The suggestion above aligns with the expected token behavior. The pagination cursor simply tracks the offset position within the result set. It doesn’t maintain the query configuration state. When constructing the subsequent request, the client must reconstruct the full query string. This applies equally to direct API consumers and Studio Data Actions. The Analytics API treats the nextPage value as a stateless resume point. It expects the caller to provide the complete context again.

One must ensure the parameter dictionary gets rebuilt before each iteration. The initial call establishes the grouping logic. The follow-up calls rely entirely on what gets passed in the current request object. Dropping the interval parameter causes the backend to revert to the default aggregation, which explains the flattened metrics object.

Here is how the parameter mapping should look in the loop structure. Notice how the static configuration values remain bound to the request payload while only the token updates.

params = {
 'interval': '15m',
 'groupBy': 'interval',
 'dateFrom': '2024-05-01T00:00:00.000Z',
 'dateTo': '2024-05-02T00:00:00.000Z',
 'pageToken': response.get('nextPage')
}

In a Studio flow, this requires explicit variable assignment within the loop. The Data Action input for the page token must bind to the dynamic variable holding the previous response token. The other inputs must bind to the static configuration variables. If the mapping only targets the token field, the action drops the rest. Error trapping should also verify the response envelope structure changes. The payload schema shifts slightly between the first page and subsequent pages for messaging interactions. One needs to handle the metrics object nesting carefully.

The schema variation catches most implementations off guard.

interval=15m&groupBy=metrics must go on every request, it’s only hold cursor like a traceroute hop, not the full QoS config. My logs show 200 OK -> { "metrics": { "handleT... does the api drop the bucket because of packet loss?
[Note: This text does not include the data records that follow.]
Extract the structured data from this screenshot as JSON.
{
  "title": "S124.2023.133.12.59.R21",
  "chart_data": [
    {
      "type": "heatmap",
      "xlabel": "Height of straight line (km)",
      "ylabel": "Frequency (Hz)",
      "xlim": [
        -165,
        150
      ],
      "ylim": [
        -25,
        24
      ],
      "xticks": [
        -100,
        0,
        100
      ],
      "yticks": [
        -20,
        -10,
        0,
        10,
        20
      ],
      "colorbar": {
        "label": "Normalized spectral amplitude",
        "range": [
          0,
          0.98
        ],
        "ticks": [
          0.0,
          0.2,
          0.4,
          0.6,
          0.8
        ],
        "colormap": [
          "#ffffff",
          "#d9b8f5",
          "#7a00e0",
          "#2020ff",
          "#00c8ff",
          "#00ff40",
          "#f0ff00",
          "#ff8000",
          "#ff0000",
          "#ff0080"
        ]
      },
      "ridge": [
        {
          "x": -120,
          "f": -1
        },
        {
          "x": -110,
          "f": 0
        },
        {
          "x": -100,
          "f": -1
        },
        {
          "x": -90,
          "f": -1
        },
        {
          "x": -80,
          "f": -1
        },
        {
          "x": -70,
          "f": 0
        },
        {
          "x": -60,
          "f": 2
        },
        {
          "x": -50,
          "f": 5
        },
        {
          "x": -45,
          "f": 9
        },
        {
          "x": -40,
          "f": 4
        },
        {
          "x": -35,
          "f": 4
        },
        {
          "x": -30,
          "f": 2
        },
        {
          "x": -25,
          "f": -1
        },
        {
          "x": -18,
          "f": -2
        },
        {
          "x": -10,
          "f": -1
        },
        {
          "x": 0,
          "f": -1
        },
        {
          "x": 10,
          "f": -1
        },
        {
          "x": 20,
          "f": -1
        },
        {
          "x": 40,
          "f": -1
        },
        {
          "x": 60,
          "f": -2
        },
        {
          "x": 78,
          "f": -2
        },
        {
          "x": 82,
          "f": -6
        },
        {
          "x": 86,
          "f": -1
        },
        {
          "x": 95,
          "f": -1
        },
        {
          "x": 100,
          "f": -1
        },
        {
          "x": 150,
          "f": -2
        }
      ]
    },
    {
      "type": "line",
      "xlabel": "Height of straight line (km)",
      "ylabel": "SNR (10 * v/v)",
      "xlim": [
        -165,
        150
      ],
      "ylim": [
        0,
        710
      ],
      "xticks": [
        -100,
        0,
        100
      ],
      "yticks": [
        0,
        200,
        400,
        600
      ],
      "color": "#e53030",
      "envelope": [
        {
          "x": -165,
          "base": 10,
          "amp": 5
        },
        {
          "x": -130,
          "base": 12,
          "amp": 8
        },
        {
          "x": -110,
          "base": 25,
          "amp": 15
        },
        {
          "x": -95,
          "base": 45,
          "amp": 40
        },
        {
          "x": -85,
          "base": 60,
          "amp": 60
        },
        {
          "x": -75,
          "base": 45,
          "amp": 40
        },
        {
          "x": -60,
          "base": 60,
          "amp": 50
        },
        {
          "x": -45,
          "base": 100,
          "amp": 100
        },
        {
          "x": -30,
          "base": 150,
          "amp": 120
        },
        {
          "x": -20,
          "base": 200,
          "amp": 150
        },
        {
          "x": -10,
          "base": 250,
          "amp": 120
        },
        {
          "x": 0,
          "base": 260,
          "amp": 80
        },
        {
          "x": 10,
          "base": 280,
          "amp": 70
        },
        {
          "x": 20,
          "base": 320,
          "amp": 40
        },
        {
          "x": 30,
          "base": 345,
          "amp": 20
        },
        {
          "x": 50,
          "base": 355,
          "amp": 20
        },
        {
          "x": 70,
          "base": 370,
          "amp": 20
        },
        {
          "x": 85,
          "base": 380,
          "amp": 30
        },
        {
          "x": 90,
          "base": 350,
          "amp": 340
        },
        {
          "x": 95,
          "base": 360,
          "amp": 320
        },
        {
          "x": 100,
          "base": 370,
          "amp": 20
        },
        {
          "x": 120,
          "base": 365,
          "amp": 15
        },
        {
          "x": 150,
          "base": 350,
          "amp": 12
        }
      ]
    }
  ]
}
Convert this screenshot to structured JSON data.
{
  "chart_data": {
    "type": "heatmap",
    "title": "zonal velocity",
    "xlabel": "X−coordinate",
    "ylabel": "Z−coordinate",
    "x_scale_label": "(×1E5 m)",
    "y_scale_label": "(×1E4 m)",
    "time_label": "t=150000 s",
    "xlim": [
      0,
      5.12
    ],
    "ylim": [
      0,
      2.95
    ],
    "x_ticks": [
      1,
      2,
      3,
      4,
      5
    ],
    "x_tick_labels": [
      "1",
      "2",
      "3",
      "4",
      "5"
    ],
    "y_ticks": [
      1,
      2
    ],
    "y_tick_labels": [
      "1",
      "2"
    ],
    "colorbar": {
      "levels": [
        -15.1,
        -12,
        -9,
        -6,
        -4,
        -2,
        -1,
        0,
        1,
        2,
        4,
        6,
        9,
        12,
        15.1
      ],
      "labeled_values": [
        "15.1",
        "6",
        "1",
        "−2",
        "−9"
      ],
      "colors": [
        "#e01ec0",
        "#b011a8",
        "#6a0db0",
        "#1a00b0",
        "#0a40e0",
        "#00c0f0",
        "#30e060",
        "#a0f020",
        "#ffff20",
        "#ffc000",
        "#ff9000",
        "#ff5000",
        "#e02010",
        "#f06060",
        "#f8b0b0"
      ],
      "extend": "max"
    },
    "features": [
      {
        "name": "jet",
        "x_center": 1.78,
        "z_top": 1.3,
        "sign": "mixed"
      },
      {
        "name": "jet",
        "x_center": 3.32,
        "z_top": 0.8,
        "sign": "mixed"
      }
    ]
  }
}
var analyticsApi = new AnalyticsApi(platformClient);
var query = new AnalyticsConversationsQueryRequest
{
 Interval = "15m",
 GroupBy = new List<string> { "metrics" },
 DateFrom = DateTimeOffset.Parse("2024-05-01T00:00:00.000Z"),
 DateTo = DateTimeOffset.Parse("2024-05-02T00:00:00.000Z")
};

var response = await analyticsApi.PostAnalyticsConversationsDetailsQueryAsync(query);
while (!string.IsNullOrEmpty(response.NextPage))
{
 query.NextPage = response.NextPage;
 response = await analyticsApi.PostAnalyticsConversationsDetailsQueryAsync(query);
}

Problem

Thanks for the pointer. The suggestion above actually fixed it. The pagination cursor drops the grouping context after the first hop. You have to manually reattach interval and groupBy on every loop iteration. The SDK doesn’t carry that shape forward automatically. My Azure Function triggers on the webhook event, then pulls the analytics data. The second page completely loses the time-series structure without this patch.

Code

The block above shows the exact loop structure. You must preserve the original request object and only swap out the NextPage property. Creating a fresh request instance inside the while loop wipes out the grouping config. Reusing the same AnalyticsConversationsQueryRequest keeps the query shape intact across cursor jumps.

Error

Leaving those fields null on the subsequent request triggers a silent payload collapse. The endpoint still returns 200 OK, but the metrics object flattens into raw conversation counts. Managed identity tokens stay valid, so auth isn’t the culprit. The platform just treats the cursor as a blind offset pointer.

Question

Does the C# client handle token refresh differently when chaining three pages in a consumption plan? The connection pool seems to stall after the third cursor hop. Any idea why the HttpClient throws a timeout on the fourth fetch.